Over 40 Percent of U.S. Tenants Are ‘Rent Burdened’

Despite a small downturn in average rents at the end of last year, American renter households continue to struggle with unaffordable housing costs.

1 minute read

January 11, 2023, 8:00 AM PST

By Diana Ionescu @aworkoffiction

Close-up of calendar on day 1 of month with "Pay Rent" written in red marker

Andrey_Popov / "Rent due"

For most American households, the rent is still too damn high, report Monica Potts and Holly Fuong for FiveThirtyEight. According to the article, “Even in many cities that had previously been affordable, rents keep getting higher, stretching more families’ budgets and spreading a largely coastal problem to nearly every part of the country.”

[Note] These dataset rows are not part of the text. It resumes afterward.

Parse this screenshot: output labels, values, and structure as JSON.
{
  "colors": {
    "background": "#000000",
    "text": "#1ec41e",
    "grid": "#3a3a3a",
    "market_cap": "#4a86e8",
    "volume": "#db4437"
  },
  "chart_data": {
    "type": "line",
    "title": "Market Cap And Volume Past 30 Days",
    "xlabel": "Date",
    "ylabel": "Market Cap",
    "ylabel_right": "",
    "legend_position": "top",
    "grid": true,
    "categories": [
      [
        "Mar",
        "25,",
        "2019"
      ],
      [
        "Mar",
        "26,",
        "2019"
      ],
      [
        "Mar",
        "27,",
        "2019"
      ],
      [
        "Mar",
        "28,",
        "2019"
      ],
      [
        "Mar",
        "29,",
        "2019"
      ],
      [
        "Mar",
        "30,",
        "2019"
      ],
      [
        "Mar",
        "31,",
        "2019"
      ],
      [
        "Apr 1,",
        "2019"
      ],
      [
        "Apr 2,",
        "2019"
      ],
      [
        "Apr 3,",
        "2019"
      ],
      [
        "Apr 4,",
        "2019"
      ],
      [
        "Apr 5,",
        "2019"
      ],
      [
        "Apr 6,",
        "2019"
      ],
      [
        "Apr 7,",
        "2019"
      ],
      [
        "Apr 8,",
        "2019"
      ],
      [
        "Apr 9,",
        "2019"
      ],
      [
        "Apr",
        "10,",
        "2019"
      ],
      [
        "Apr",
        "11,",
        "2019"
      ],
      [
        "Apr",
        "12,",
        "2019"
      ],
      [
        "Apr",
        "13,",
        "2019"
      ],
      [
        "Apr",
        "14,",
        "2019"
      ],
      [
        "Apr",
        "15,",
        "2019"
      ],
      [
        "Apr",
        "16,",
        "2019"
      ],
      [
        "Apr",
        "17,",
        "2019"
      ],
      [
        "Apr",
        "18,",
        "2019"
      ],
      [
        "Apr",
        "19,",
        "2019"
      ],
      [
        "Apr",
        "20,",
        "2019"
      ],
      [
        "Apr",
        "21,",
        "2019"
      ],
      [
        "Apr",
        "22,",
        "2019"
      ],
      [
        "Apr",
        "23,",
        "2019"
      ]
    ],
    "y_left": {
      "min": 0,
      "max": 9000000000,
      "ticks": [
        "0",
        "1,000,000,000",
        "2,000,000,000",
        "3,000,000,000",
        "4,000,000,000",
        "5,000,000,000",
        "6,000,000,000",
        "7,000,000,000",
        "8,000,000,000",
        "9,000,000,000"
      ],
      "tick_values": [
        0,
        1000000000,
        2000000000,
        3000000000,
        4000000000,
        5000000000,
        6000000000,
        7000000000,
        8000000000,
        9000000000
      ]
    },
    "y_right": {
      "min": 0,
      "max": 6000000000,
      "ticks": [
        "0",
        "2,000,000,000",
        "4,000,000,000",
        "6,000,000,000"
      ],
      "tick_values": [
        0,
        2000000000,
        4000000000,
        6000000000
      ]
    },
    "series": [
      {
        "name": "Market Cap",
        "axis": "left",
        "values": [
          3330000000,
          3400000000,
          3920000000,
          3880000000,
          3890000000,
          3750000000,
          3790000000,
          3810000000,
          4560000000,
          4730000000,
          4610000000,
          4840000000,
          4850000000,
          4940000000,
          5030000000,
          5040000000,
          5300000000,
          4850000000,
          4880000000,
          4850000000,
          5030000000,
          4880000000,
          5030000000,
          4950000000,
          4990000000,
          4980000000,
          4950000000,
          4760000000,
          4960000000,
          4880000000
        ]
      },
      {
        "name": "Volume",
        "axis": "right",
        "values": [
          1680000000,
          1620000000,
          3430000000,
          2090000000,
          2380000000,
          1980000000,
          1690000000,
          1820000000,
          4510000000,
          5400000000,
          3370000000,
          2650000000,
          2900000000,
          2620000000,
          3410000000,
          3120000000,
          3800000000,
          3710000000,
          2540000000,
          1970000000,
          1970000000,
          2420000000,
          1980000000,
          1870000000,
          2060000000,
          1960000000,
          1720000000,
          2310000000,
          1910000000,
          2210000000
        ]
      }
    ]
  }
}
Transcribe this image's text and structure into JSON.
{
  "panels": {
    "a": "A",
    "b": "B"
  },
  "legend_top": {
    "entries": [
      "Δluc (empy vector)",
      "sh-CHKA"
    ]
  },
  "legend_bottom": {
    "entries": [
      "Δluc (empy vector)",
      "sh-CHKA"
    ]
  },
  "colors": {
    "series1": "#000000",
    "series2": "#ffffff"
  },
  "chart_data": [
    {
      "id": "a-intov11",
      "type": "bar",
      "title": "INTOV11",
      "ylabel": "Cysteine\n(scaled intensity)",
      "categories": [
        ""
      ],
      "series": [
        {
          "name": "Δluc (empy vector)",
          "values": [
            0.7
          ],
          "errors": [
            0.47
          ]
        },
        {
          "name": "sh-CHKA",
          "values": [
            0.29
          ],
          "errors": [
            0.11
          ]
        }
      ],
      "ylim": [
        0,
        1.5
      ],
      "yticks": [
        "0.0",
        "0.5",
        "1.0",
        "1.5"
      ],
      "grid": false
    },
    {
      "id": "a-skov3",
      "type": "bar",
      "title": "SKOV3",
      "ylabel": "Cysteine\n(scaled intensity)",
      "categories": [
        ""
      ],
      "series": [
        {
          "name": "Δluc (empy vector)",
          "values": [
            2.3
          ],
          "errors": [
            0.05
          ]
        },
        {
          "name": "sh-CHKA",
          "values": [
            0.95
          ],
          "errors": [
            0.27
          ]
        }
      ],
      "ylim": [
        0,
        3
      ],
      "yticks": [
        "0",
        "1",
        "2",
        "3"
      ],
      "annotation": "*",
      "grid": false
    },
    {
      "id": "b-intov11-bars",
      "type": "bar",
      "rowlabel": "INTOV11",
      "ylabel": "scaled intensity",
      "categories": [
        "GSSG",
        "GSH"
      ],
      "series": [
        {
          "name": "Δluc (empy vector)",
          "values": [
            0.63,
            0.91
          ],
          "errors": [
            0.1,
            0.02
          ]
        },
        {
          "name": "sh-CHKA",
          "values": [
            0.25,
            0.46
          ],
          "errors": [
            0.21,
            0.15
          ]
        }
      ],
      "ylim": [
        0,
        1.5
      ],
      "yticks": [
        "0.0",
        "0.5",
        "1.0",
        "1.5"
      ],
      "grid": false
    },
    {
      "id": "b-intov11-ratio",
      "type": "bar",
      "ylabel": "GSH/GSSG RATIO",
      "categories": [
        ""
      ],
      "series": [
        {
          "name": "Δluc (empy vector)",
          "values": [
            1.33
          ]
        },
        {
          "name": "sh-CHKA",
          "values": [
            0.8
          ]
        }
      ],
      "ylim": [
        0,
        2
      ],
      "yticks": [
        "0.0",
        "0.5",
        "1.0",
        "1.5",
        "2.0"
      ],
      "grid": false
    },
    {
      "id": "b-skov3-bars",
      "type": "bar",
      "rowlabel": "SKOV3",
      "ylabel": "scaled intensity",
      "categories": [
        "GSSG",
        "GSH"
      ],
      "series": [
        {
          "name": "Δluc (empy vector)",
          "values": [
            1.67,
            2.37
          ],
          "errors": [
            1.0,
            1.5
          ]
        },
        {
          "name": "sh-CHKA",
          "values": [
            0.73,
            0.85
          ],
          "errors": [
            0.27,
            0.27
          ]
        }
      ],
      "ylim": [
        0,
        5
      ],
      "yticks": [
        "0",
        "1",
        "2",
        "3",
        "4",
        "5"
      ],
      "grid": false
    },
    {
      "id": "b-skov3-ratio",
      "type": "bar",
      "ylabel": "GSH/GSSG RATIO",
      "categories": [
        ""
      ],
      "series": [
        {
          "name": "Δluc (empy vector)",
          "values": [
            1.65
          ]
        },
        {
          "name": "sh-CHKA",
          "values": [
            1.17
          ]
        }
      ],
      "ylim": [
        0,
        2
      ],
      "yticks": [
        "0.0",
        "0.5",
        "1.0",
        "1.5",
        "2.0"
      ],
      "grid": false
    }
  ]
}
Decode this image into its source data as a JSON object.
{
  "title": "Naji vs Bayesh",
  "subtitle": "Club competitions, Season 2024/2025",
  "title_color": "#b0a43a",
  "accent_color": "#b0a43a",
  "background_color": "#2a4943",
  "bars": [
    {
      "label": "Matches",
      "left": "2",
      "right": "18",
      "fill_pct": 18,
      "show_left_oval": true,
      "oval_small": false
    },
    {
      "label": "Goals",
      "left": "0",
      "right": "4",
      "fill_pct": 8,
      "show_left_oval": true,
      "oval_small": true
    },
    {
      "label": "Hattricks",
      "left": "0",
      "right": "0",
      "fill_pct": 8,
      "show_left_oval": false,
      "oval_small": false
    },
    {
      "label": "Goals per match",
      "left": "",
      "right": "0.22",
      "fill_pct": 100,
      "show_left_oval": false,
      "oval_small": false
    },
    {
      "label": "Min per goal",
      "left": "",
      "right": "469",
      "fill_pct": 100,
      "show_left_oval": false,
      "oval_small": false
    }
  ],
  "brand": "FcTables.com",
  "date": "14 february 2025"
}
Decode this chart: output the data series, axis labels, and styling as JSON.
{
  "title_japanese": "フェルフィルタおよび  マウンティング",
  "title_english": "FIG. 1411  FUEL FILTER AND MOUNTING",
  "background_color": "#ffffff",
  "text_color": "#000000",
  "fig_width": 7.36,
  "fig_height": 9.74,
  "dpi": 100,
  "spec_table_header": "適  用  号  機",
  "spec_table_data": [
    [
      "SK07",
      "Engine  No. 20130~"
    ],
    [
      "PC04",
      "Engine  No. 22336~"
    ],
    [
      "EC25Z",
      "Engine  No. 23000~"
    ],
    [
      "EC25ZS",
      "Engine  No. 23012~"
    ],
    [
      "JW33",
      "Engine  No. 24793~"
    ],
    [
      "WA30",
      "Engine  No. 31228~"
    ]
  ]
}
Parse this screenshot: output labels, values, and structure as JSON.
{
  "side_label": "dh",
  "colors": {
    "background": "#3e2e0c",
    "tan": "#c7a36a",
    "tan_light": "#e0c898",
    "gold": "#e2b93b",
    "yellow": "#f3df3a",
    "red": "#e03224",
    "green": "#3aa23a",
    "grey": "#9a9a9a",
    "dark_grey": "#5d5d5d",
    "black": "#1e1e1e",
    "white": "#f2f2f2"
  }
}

Even as rents begin to dip, the huge increases of 2021 mean that average rents remain well above pre-pandemic levels. The average year-over-year rent increase before the pandemic was 4 percent. In 2021, some U.S. cities saw year-over-year spikes of as much as 33 percent, according to Zillow. “The effects of the COVID-19 lockdowns, intercity moves made at the beginning of the work-from-home era and record-high inflation made the long-standing problem of increasing rents all the worse.”

The authors note that data from companies like Zillow don’t capture the full spectrum of challenges faced by renters, such as unsafe conditions. “Now, with the economy poised on the edge of a recession, the programs established during the pandemic to help families afford housing are expiring.” 

While some cities are implementing eviction protections and rent stabilization, Potts and Fuong call them “piecemeal solutions to a fundamental problem.” That is, “There is not enough housing for people to live in, and it’s gotten more unaffordable for a wider swath of Americans.”